Les vertus d’un programme réintégrateur

37Quels sont les effets induits par les approches néo-institutionnalistes et en quoi ont-elles permis d’opérer des déplacements significatifs qui reviennent sur les logiques antérieures de dé-liaison ?

38Le premier effet repérable est la réorientation des objets et des types de politiques publiques étudiées dans le cadre des programmes néo-institutionnalistes. La nouvelle posture s’est d’abord traduite par le regain des recherches sur le Welfare State à travers de nombreux travaux sur les politiques sociales américaines dans une perspective historique de longue durée (Skocpol, 1992 ; Weir, 1992 ; Pierson, 1994 ; Hacker, 2002). Elle a aussi beaucoup contribué à redynamiser l’étude de politiques publiques fiscales et économiques à travers des recherches comparatives (Hall 1989 ; Steinmo, 1993 ; Pierson 1994 ; Prasad, 2006 ; voir pour une vue d’ensemble, Bezes, Siné, 2011) ou centrées sur les États-Unis (Hacker, Pierson, 2005, 2007, 2010). Plus systématiquement, ces perspectives ont largement favorisé un renouveau des recherches sur l’État américain (Orren, Skowronek, 2004), qu’elles explorent la dimension raciale des politiques publiques (politiques de protection sociale, Lieberman, 2005 ou d’immigration, Tichenor, 2002) ou, plus largement, qu’elles cherchent à caractériser ce qu’est et a été, historiquement, l’État aux États-Unis à travers l’identification précise de ses modalités d’intervention (King, Lieberman, 2009 ; Jacobs, King, 2009). Dans son ouvrage sur le développement de l’État-providence américain, Jacob S. Hacker (2002) s’intéresse, par exemple, aux origines financières des biens collectifs offerts par le « régime de welfare ». Si les ressources publiques émanant des États sont importantes, son apport est de mettre au jour le rôle crucial joué par les ressources privées provenant notamment des employeurs. Hacker souligne le rôle historique, au moins aussi essentiel pour caractériser le dispositif américain hybride que les bénéfices sociaux publics, de ce qu’il appelle les « bénéfices sociaux privés » : ceux-ci représentent un tiers des dépenses sociales américaines sous la forme de dégrèvements fiscaux et de régulations légales qui favorisent l’essor de plans de retraite d’entreprise ou d’assurances santé proposées par les firmes. Dans une autre perspective, Desmond King et Marc Stears (2011) identifient, eux, l’activité et les instruments de standardisation comme un répertoire d’action spécifique à l’État américain.
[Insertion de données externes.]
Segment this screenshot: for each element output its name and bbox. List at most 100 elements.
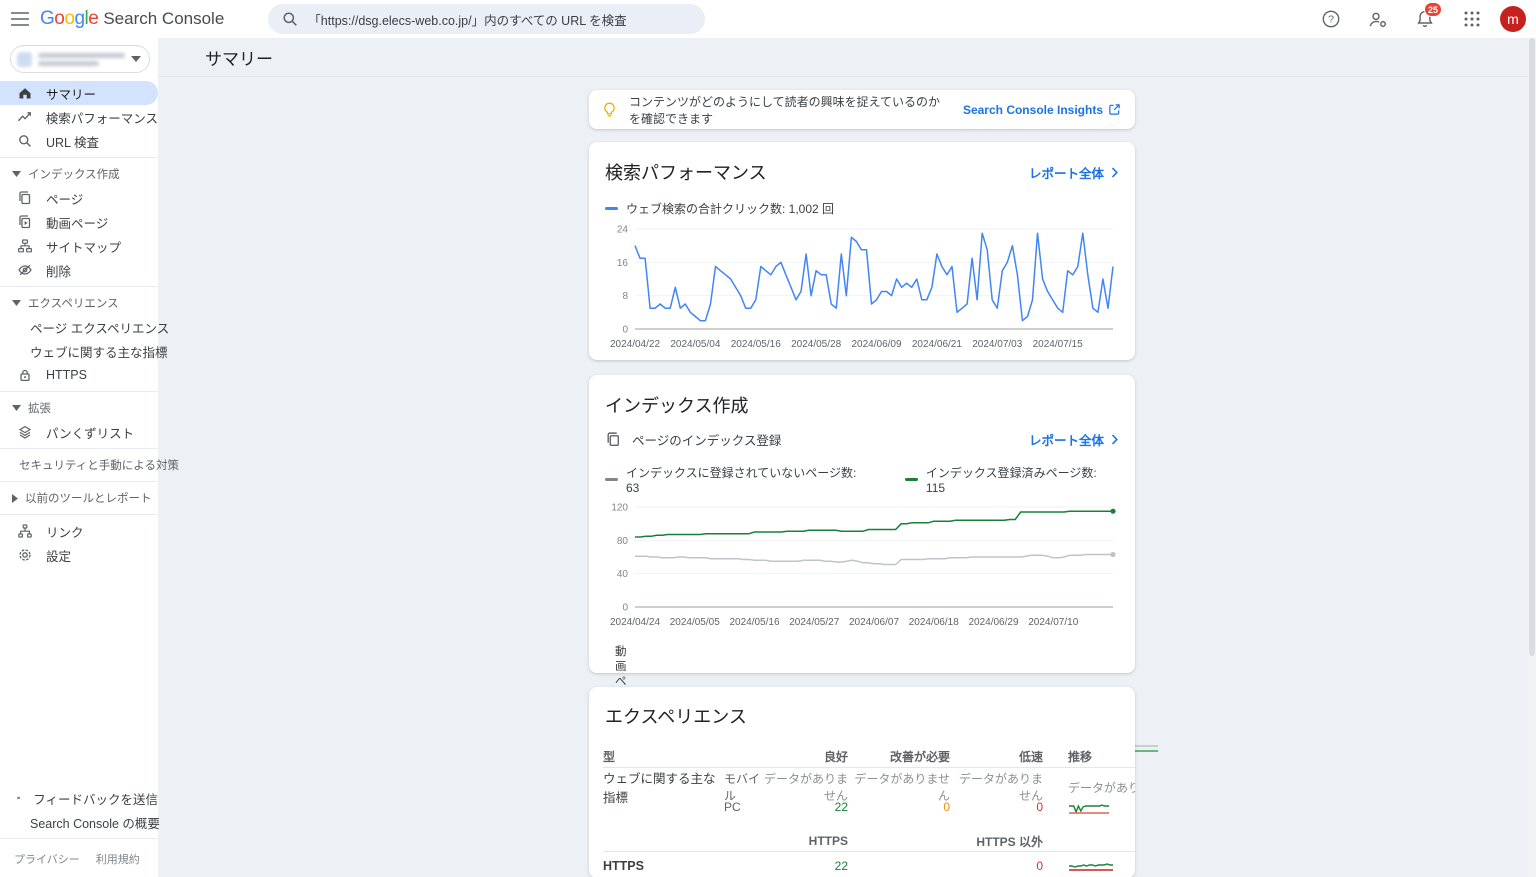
sidebar-item-core-web-vitals[interactable]: ウェブに関する主な指標 bbox=[0, 339, 158, 363]
svg-text:120: 120 bbox=[611, 503, 628, 514]
sidebar-item-settings[interactable]: 設定 bbox=[0, 543, 158, 567]
help-button[interactable]: ? bbox=[1312, 0, 1350, 38]
vertical-scrollbar[interactable] bbox=[1528, 38, 1536, 877]
card-title: エクスペリエンス bbox=[589, 687, 1135, 729]
divider bbox=[0, 838, 158, 839]
chevron-right-icon bbox=[1111, 434, 1119, 445]
google-apps-button[interactable] bbox=[1453, 0, 1491, 38]
vertical-scrollbar-thumb[interactable] bbox=[1529, 38, 1535, 656]
sidebar-item-sitemaps[interactable]: サイトマップ bbox=[0, 234, 158, 258]
apps-grid-icon bbox=[1463, 10, 1481, 28]
caret-down-icon bbox=[12, 171, 21, 177]
sidebar-section-indexing[interactable]: インデックス作成 bbox=[0, 162, 158, 186]
sidebar-item-search-performance[interactable]: 検索パフォーマンス bbox=[0, 105, 158, 129]
indexing-card: インデックス作成 ページのインデックス登録 レポート全体 bbox=[589, 375, 1135, 673]
legend-dash-gray bbox=[605, 478, 618, 481]
legend-not-indexed: インデックスに登録されていないページ数: 63 bbox=[605, 464, 873, 495]
search-performance-card: 検索パフォーマンス レポート全体 ウェブ検索の合計クリック数: 1,002 回 … bbox=[589, 142, 1135, 360]
sidebar-item-removals[interactable]: 削除 bbox=[0, 258, 158, 282]
search-console-insights-link[interactable]: Search Console Insights bbox=[963, 103, 1121, 117]
product-name: Search Console bbox=[103, 9, 224, 29]
svg-text:16: 16 bbox=[617, 258, 629, 269]
svg-text:2024/06/18: 2024/06/18 bbox=[909, 617, 959, 628]
google-logo-letter: o bbox=[64, 8, 74, 29]
sidebar-item-https[interactable]: HTTPS bbox=[0, 363, 158, 387]
property-favicon bbox=[17, 52, 32, 67]
chart-svg: 0816242024/04/222024/05/042024/05/162024… bbox=[605, 223, 1119, 353]
svg-text:2024/06/09: 2024/06/09 bbox=[851, 339, 901, 350]
app-logo[interactable]: Google Search Console bbox=[40, 8, 224, 30]
terms-link[interactable]: 利用規約 bbox=[96, 851, 140, 867]
caret-down-icon bbox=[12, 300, 21, 306]
https-row[interactable]: HTTPS 22 0 bbox=[589, 852, 1135, 877]
svg-text:40: 40 bbox=[617, 569, 629, 580]
send-feedback-button[interactable]: フィードバックを送信 bbox=[0, 786, 158, 810]
home-icon bbox=[17, 85, 33, 101]
caret-down-icon bbox=[12, 405, 21, 411]
cwv-mobile-row[interactable]: ウェブに関する主な指標 モバイル データがありません データがありません データ… bbox=[589, 768, 1135, 796]
google-wordmark: Google bbox=[40, 8, 98, 30]
sidebar-item-url-inspection[interactable]: URL 検査 bbox=[0, 129, 158, 153]
link-tree-icon bbox=[17, 523, 33, 539]
account-avatar[interactable]: m bbox=[1500, 6, 1526, 32]
chevron-right-icon bbox=[1111, 167, 1119, 178]
google-logo-letter: G bbox=[40, 8, 54, 29]
search-input-value: 「https://dsg.elecs-web.co.jp/」内のすべての URL… bbox=[308, 10, 626, 29]
google-logo-letter: o bbox=[54, 8, 64, 29]
sitemap-icon bbox=[17, 238, 33, 254]
property-name-redacted bbox=[38, 53, 125, 66]
chevron-down-icon bbox=[131, 56, 141, 62]
legend-dash-green bbox=[905, 478, 918, 481]
privacy-link[interactable]: プライバシー bbox=[14, 851, 80, 867]
clicks-chart: 0816242024/04/222024/05/042024/05/162024… bbox=[605, 223, 1119, 353]
main-content: サマリー コンテンツがどのようにして読者の興味を捉えているのかを確認できます S… bbox=[158, 38, 1536, 877]
page-indexing-row: ページのインデックス登録 レポート全体 bbox=[589, 418, 1135, 449]
svg-text:2024/07/10: 2024/07/10 bbox=[1028, 617, 1078, 628]
divider bbox=[0, 391, 158, 392]
user-settings-button[interactable] bbox=[1359, 0, 1397, 38]
svg-text:2024/05/16: 2024/05/16 bbox=[731, 339, 781, 350]
card-title: 検索パフォーマンス bbox=[605, 159, 767, 185]
sparkline-svg bbox=[1068, 799, 1110, 815]
sidebar-item-video-pages[interactable]: 動画ページ bbox=[0, 210, 158, 234]
sidebar-item-summary[interactable]: サマリー bbox=[0, 81, 158, 105]
google-logo-letter: e bbox=[88, 8, 98, 29]
hamburger-menu-icon[interactable] bbox=[0, 0, 40, 38]
external-link-icon bbox=[1108, 103, 1121, 116]
lock-icon bbox=[17, 367, 33, 383]
svg-text:2024/05/04: 2024/05/04 bbox=[670, 339, 720, 350]
video-pages-icon bbox=[17, 214, 33, 230]
sidebar-section-enhancements[interactable]: 拡張 bbox=[0, 396, 158, 420]
notifications-button[interactable]: 25 bbox=[1406, 0, 1444, 38]
divider bbox=[0, 514, 158, 515]
sidebar-item-links[interactable]: リンク bbox=[0, 519, 158, 543]
sidebar-section-legacy-tools[interactable]: 以前のツールとレポート bbox=[0, 486, 158, 510]
experience-table-header: 型 良好 改善が必要 低速 推移 bbox=[589, 745, 1135, 767]
legal-links: プライバシー 利用規約 bbox=[0, 843, 158, 877]
svg-text:2024/07/03: 2024/07/03 bbox=[972, 339, 1022, 350]
url-inspect-search-input[interactable]: 「https://dsg.elecs-web.co.jp/」内のすべての URL… bbox=[268, 4, 705, 34]
sidebar-section-experience[interactable]: エクスペリエンス bbox=[0, 291, 158, 315]
lightbulb-icon bbox=[601, 101, 618, 119]
https-table-header: HTTPS HTTPS 以外 bbox=[589, 831, 1135, 851]
https-trend-sparkline bbox=[1043, 859, 1135, 873]
topbar-actions: ? 25 bbox=[1312, 0, 1536, 38]
svg-text:?: ? bbox=[1328, 14, 1334, 26]
sparkline-svg bbox=[1068, 859, 1114, 873]
full-report-link[interactable]: レポート全体 bbox=[1029, 163, 1119, 182]
sidebar-item-breadcrumbs[interactable]: パンくずリスト bbox=[0, 420, 158, 444]
property-selector[interactable] bbox=[10, 45, 150, 73]
sidebar-item-page-experience[interactable]: ページ エクスペリエンス bbox=[0, 315, 158, 339]
notification-badge: 25 bbox=[1424, 2, 1442, 17]
sidebar-item-pages[interactable]: ページ bbox=[0, 186, 158, 210]
sidebar-section-security[interactable]: セキュリティと手動による対策 bbox=[0, 453, 158, 477]
about-search-console-button[interactable]: Search Console の概要 bbox=[0, 810, 158, 834]
svg-text:2024/05/28: 2024/05/28 bbox=[791, 339, 841, 350]
sidebar-footer: フィードバックを送信 Search Console の概要 プライバシー 利用規… bbox=[0, 786, 158, 877]
svg-text:2024/04/22: 2024/04/22 bbox=[610, 339, 660, 350]
sidebar: サマリー 検索パフォーマンス URL 検査 インデックス作成 bbox=[0, 38, 158, 877]
full-report-link[interactable]: レポート全体 bbox=[1029, 430, 1119, 449]
svg-text:0: 0 bbox=[622, 325, 628, 336]
user-gear-icon bbox=[1368, 10, 1388, 29]
page-header: サマリー bbox=[158, 38, 1536, 77]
39La deuxième dynamique générée par les approches néo-institutionnalistes est le renouvellement des réflexions sur les temporalités dans l’action publique, ce que Pierson (2004) appelle Politics in Time. L’excessive focalisation sur le concept de « path-dependency », dont l’usage strict reste aussi difficile (Mahoney, 2000) que son usage non maîtrisé est fréquent, ne doit pas cacher le fait que toutes ces recherches ont ouvert de nouvelles perspectives sur les enjeux de périodisation (par exemple Skowronek sur les présidents américains, 1993), les modalités graduelles de changement (Thelen, 2003 ; Streeck, Thelen, 2005 ; Mahoney, Thelen, 2009), les effets de fermeture et d’inertie de politiques publiques (Pierson, 2004) ou les temporalités des causalités (longues, lentes, rapides, etc., ibid.). Ce souci diachronique fait contraste avec le caractère très synchronique des études de Policy Analysis.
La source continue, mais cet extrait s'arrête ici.